How should we go about deciding on a limit?  Like all other insurance we need to focus in on two things – frequency and severity.  How often can we expect claims?  Claims are and should be rare for this type of coverage so we want to look more at how frequently your particular industry has claims to determine how prone vulnerable your company might be to a claim.  How large can a claim could we expect in the worst possible scenario? D&O insurance is driven by severity so this is where we want to drill down and figure out your PML.  What are the average, median and largest settlements for companies similar to yours, whether it be market cap or industry?  What is your company’s risk tolerance?  Do you have cash that could be used in an emergency?  What jurisdiction are you in?  What are the rates of the attorneys you would use and how does this compare to what your carrier is willing to spend?  The other variable is board members, some board members require that you carry a certain limit of insurance or they won’t sit on the board so that has to be brought into consideration as well.

Benchmarking has value, but in my estimation is deemed much more important than it actually is when deciding on the amount of D&O insurance to purchase.  Where I think benchmarking can be informative is on pricing, most companies want to know how they stack up against their peers and whether or not they are getting a good deal.  When it comes to retention it is less important because carriers are trying to always increase retentions so it could be a decision that is not in your hands.  The other variables when it comes to retention are risk tolerance and cash flow, these two things could be much different from company to company.

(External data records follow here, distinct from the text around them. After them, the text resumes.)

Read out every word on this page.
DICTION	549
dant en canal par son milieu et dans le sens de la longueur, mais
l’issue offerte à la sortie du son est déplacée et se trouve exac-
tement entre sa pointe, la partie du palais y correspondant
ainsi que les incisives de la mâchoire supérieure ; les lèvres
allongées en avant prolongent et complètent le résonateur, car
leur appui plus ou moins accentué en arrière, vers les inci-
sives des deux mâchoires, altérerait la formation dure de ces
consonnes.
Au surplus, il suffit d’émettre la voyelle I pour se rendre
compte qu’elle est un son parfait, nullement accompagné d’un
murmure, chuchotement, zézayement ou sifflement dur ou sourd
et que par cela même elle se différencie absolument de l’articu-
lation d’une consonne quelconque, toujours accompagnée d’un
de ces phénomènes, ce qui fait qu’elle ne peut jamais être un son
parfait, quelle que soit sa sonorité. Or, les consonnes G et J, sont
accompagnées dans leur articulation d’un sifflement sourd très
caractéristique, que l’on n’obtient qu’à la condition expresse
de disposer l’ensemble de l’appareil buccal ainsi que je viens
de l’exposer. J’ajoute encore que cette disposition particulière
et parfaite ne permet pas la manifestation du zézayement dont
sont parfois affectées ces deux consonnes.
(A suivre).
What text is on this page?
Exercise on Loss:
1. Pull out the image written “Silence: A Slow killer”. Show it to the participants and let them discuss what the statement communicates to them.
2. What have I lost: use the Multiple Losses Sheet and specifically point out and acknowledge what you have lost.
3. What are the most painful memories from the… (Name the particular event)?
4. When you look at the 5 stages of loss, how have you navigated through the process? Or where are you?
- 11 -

I doubt benchmarking will be abandoned but I think the conversation has to shift to trying to figure out what the worst possible scenario is for your company.  I understand that benchmarking is nice to look at, makes justifying a decision to your board easier, and that benchmarking is seen as the end all and be all of deciding on a limit.  That being said, with all the data available now shouldn’t we start grounding our decision on what your exposure is versus what your competitor is buying?